Mastawesha (Ethiopiques 29): showcase of a great singer with unfulfilled potential

Kassa Tessema, Ethiopiques 29: Mastawesha, Buda Musique, CD 860257 (2014)

I havn’t heard very many of the discs in Buda Musique’s Ethiopiques series though I’m aware that the bulk of the music released in that series has tended to focus on popular jazz, soul, groove and other Western-derived genres that took root and flourished in Ethiopia over the past 60-plus years with an emphasis on the music from the 1950s to 1975. Occasionally the series will venture into lesser known home-grown genres and folk traditions in Ethiopia and Volume 29, focusing on singer Kassa Tessema (1927 – 1973), is one such outlier. This collection gathers up two albums’ worth of material Tessema recorded and released on vinyl: the first eight songs come off an album released in 1972 and the remaining five from an album made posthumously from tapes recorded privately and released in 1976. According to the sleeve notes that accompany this CD, these albums are the only recordings of Tessema’s ever to have been released on vinyl.

On all 13 songs that Tessema sings, he accompanies himself on the krar, a six-stringed triangular lyre, picking the strings note by note instead of strumming the instrument with a pick or plectrum to play chords. This technique of playing the krar, said in the CD sleeve notes to be dying out in Ethiopia, lends all the songs a mournful, introspective air as well as showcasing Tessema’s remarkable voice. The melancholy mood suits the subject matter of the songs, several of them being about love lost, separation from one’s love or the pain of being alone. Quite a few songs like “Fanno” and “Gelel” have a martial theme and sometimes listeners may wonder whether, when Tessema is singing about love and separation, he is referring to a real woman, a romanticised ideal of womanhood or even Ethiopia idealised as a woman.

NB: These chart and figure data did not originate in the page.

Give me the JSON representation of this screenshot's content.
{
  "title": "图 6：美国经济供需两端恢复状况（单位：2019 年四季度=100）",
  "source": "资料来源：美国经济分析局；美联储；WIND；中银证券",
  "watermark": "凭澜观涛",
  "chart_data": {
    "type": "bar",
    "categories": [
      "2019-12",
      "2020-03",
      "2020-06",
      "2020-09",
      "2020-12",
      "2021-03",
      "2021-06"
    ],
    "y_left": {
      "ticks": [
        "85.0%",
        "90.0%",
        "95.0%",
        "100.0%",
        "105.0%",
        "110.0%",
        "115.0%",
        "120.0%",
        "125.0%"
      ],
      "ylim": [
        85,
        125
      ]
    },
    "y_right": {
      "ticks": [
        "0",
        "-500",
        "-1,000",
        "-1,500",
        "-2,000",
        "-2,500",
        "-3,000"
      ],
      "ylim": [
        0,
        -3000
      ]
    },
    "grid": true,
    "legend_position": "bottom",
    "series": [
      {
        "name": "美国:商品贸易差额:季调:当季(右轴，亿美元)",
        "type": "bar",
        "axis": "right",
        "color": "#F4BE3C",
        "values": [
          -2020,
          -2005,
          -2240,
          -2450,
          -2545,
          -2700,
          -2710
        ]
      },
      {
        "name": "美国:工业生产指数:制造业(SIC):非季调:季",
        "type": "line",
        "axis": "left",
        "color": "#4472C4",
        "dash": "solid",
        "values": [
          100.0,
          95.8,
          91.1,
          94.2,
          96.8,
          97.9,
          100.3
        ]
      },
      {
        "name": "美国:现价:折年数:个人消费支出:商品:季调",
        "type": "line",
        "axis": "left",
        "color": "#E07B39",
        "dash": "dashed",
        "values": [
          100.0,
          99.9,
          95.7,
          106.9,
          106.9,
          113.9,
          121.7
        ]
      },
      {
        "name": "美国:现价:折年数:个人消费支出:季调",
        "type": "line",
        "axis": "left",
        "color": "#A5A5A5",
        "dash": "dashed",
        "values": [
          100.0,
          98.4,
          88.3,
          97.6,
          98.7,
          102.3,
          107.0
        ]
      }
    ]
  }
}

That Tessema comes across as loyal and patriotic almost to a fault is not surprising given his background: entering the Imperial Bodyguard of Emperor Haile Selassie at the age of 17 years, he remained there for the rest of his life and saw action in the Korean War in two tours of duty from June 1951 to April 1952 and from April 1953 to April 1954. No other musicians or instruments feature on the album: all you hear is Tessema and his krar.

If the songs from the 1972 album are minimal and sometimes quite strange to the Western ear, the later songs are different again: sung and performed in different keys, the tracks can have the feel of blues music. The emotion in Tessema’s singing can be quite intense and almost overwhelming. Although he still plays his krar by fingering, the notes almost run into one another, tremolo style. As the 1976 songs were recorded in a private setting, the quality of the recordings is not the best and the krar can sound a bit blunted. Even so, with what exists, the sound is rich and suggests that had Tessema not died prematurely, his style could have continued to develop into a powerful and highly evocative musical entity capable of an amazing range of emotional expression.

While there are no sing-along pieces here, Tessema more than amply compensates with his playing and his deeply sonorous voice that conveys a deep feeling and which commands respect no matter what he happens to be singing about. The little that survives of his work is to be treasured indeed.